KABUL – Afghanistan edged closer to a long-awaited resolution to August's presidential vote Monday as election workers started recounting suspect ballots and an official said a ruling on whether President Hamid Karzai won or will face a runoff is expected next week.
The Aug. 20 election was hampered by violence and allegations of vote-rigging that have since plunged the country into an electoral crisis while Taliban militants are expanding from their southern strongholds into the north and west.
Preliminary results released last month showed Karzai won the voting with 54.6 percent, enough to avoid a runoff with second-place finisher Abdullah Abdullah, his former foreign minister. But the recount and audit ordered by a U.N.-backed fraud panel could cut Karzai's votes below the 50 percent threshold needed to win outright.
About 13 percent of the country's approximately 26,300 polling stations are considered questionable by the fraud panel because they had more than 100 percent turnout or more than 95 percent of votes for one candidate.
A sampling of 358 ballot boxes is being examined as a way to speed the investigative process. Counting all 3,498 suspect boxes could take months, potentially delaying a verdict on the vote until spring, which some fear would create a power vacuum at a critical time when attacks by a resurgent Taliban are growing. Winter snows that typically start in November make much of the country impassable for months.
Election workers started opening and investigating boxes Monday, though they still have to wait for 84 of the boxes to arrive in the capital, according to the deputy director of the election commission, Zekria Barakzai.
If fraud is found in any of the 358 boxes, those votes will be thrown out, according to the election commission. Those results will then be used to decide what percentage of votes to void for each candidate in the 3,498 suspect polling stations.
Barakzai said the count should take about three days to complete and that the commission would be able to announce final results "by the end of next week."
If a runoff is required, Barakzai said it must be held within two to three weeks of the announcement of the results.
The fraud panel is also conducting separate investigations into specific allegations of fraud and has already voided ballots from dozens of polling stations in those examinations.
The former No. 2 official at the U.N. mission in Afghanistan, Peter Galbraith, said Monday the United Nations "did not exercise its responsibility" in combating fraud.
Galbraith told ABC television that problems with the vote were preventable and accused the U.N. of not doing enough. Galbraith was fired from his post after an argument with his boss over how to handle fraud investigations.
Bolstering Afghanistan's weak and corruption-ridden government is considered key to President Barack Obama's strategy for curbing the Taliban insurgency so that U.S. and other international troops can go home.
However, the fraud allegations threaten to undermine those plans at a time when the Taliban is proving to be a skillful and determined adversary.

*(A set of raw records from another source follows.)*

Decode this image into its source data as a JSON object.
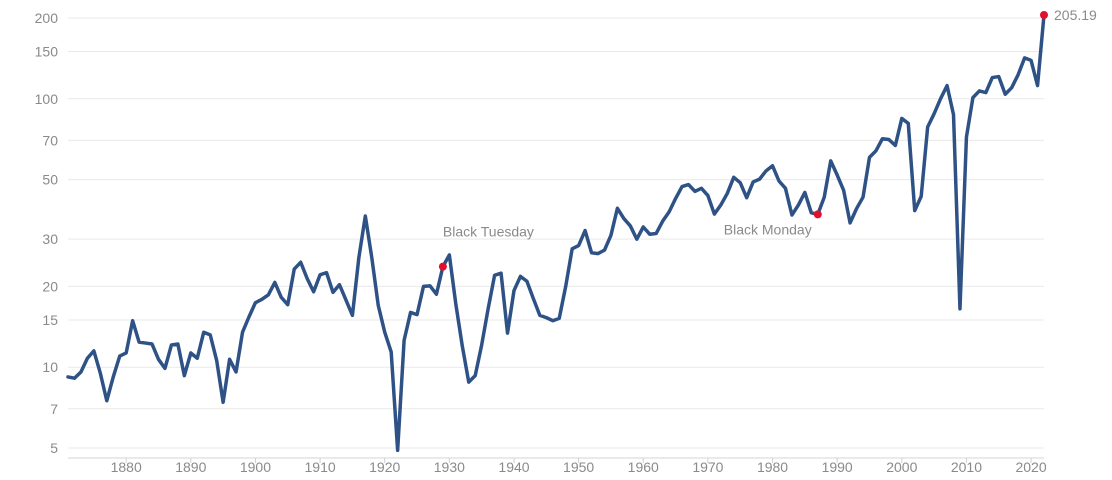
{
  "chart_data": {
    "type": "line",
    "title": "",
    "xlabel": "",
    "ylabel": "",
    "yscale": "log",
    "xlim": [
      1871,
      2022
    ],
    "ylim": [
      5,
      210
    ],
    "grid": "horizontal",
    "x_ticks": [
      "1880",
      "1890",
      "1900",
      "1910",
      "1920",
      "1930",
      "1940",
      "1950",
      "1960",
      "1970",
      "1980",
      "1990",
      "2000",
      "2010",
      "2020"
    ],
    "y_ticks": [
      "5",
      "7",
      "10",
      "15",
      "20",
      "30",
      "50",
      "70",
      "100",
      "150",
      "200"
    ],
    "series_color": "#2f5286",
    "marker_color": "#e0102e",
    "series": [
      {
        "x": [
          1871,
          1872,
          1873,
          1874,
          1875,
          1876,
          1877,
          1878,
          1879,
          1880,
          1881,
          1882,
          1883,
          1884,
          1885,
          1886,
          1887,
          1888,
          1889,
          1890,
          1891,
          1892,
          1893,
          1894,
          1895,
          1896,
          1897,
          1898,
          1899,
          1900,
          1901,
          1902,
          1903,
          1904,
          1905,
          1906,
          1907,
          1908,
          1909,
          1910,
          1911,
          1912,
          1913,
          1914,
          1915,
          1916,
          1917,
          1918,
          1919,
          1920,
          1921,
          1922,
          1923,
          1924,
          1925,
          1926,
          1927,
          1928,
          1929,
          1930,
          1931,
          1932,
          1933,
          1934,
          1935,
          1936,
          1937,
          1938,
          1939,
          1940,
          1941,
          1942,
          1943,
          1944,
          1945,
          1946,
          1947,
          1948,
          1949,
          1950,
          1951,
          1952,
          1953,
          1954,
          1955,
          1956,
          1957,
          1958,
          1959,
          1960,
          1961,
          1962,
          1963,
          1964,
          1965,
          1966,
          1967,
          1968,
          1969,
          1970,
          1971,
          1972,
          1973,
          1974,
          1975,
          1976,
          1977,
          1978,
          1979,
          1980,
          1981,
          1982,
          1983,
          1984,
          1985,
          1986,
          1987,
          1988,
          1989,
          1990,
          1991,
          1992,
          1993,
          1994,
          1995,
          1996,
          1997,
          1998,
          1999,
          2000,
          2001,
          2002,
          2003,
          2004,
          2005,
          2006,
          2007,
          2008,
          2009,
          2010,
          2011,
          2012,
          2013,
          2014,
          2015,
          2016,
          2017,
          2018,
          2019,
          2020,
          2021,
          2022
        ],
        "values": [
          9.2,
          9.1,
          9.6,
          10.8,
          11.5,
          9.5,
          7.5,
          9.2,
          11.0,
          11.3,
          14.9,
          12.4,
          12.3,
          12.2,
          10.7,
          9.9,
          12.1,
          12.2,
          9.3,
          11.3,
          10.8,
          13.5,
          13.2,
          10.6,
          7.4,
          10.7,
          9.6,
          13.5,
          15.4,
          17.4,
          17.9,
          18.6,
          20.7,
          18.2,
          17.1,
          23.2,
          24.6,
          21.4,
          19.1,
          22.1,
          22.5,
          19.0,
          20.3,
          17.8,
          15.6,
          25.6,
          36.6,
          25.6,
          17.0,
          13.5,
          11.4,
          4.9,
          12.6,
          16.0,
          15.7,
          20.0,
          20.1,
          18.7,
          23.7,
          26.2,
          17.2,
          12.0,
          8.8,
          9.3,
          12.1,
          16.5,
          22.0,
          22.4,
          13.4,
          19.3,
          21.8,
          20.9,
          18.0,
          15.6,
          15.3,
          14.9,
          15.2,
          20.0,
          27.6,
          28.4,
          32.3,
          26.7,
          26.5,
          27.3,
          31.0,
          39.1,
          35.8,
          33.6,
          30.0,
          33.3,
          31.3,
          31.5,
          35.0,
          37.9,
          42.5,
          47.1,
          47.9,
          45.2,
          46.4,
          43.6,
          37.2,
          40.2,
          44.4,
          51.0,
          48.7,
          42.8,
          49.0,
          50.2,
          53.9,
          56.3,
          49.4,
          46.4,
          36.9,
          40.2,
          44.8,
          37.6,
          37.1,
          43.0,
          58.7,
          52.0,
          45.6,
          34.5,
          39.0,
          43.0,
          60.5,
          64.0,
          71.0,
          70.5,
          67.0,
          84.5,
          81.0,
          38.3,
          43.3,
          78.5,
          88.0,
          100.1,
          112.0,
          87.3,
          16.5,
          72.0,
          101.0,
          107.0,
          105.5,
          120.0,
          121.0,
          104.0,
          110.0,
          123.0,
          142.0,
          139.0,
          112.0,
          205.19
        ]
      }
    ],
    "annotations": [
      {
        "label": "Black Tuesday",
        "x": 1929,
        "y": 23.7
      },
      {
        "label": "Black Monday",
        "x": 1987,
        "y": 37.1
      },
      {
        "label": "205.19",
        "x": 2022,
        "y": 205.19
      }
    ]
  }
}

In a sign of the growing insurgent threat, hundreds of militants launched fierce attacks Saturday against two isolated outposts in Nuristan province, killing eight American soldiers in the biggest loss of U.S. life in a single battle since 2001. About 20 Afghan security troopers were captured in the attacks about 20 miles from the border with Pakistan.
Afghan officials said U.S. and Afghan forces had sealed off an area Monday where the assailants were believed to hiding.

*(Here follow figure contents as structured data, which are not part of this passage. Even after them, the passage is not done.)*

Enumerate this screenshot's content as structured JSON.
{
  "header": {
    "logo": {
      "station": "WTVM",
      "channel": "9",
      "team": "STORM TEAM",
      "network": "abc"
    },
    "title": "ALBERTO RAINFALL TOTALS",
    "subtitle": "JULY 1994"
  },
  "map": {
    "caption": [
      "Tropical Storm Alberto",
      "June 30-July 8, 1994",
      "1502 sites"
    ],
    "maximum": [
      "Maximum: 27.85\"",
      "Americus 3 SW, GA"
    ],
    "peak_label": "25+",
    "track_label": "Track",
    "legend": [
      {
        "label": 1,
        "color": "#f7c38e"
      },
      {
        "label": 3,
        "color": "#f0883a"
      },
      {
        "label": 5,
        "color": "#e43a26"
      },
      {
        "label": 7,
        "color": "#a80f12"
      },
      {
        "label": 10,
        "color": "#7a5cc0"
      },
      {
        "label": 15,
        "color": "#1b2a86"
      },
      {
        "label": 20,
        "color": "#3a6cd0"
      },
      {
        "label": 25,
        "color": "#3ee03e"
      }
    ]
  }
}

The Obama administration is also divided over a request by the top military commander here, Gen. Stanley McChrystal, to send up to 40,000 more U.S. soldiers to Afghanistan. Obama is considering a range of ideas for changing course in Afghanistan, including scaling back, staying put or sending more troops to fight the insurgency.
U.S. officials also are waiting for the results of the Afghan election.
As the debate rages in Washington, the NATO command reported that two more international soldiers, including one American, were killed in recent fighting. A statement from the alliance said a U.S. soldier died of wounds suffered in a bombing Sunday in the south.
It said a second service member died of wounds in a roadside bombing Monday, also in the south, but the victim's nationality was not released.
At least 16 U.S. service members have been killed in Afghanistan so far this month — matching the American death toll for all of October 2008.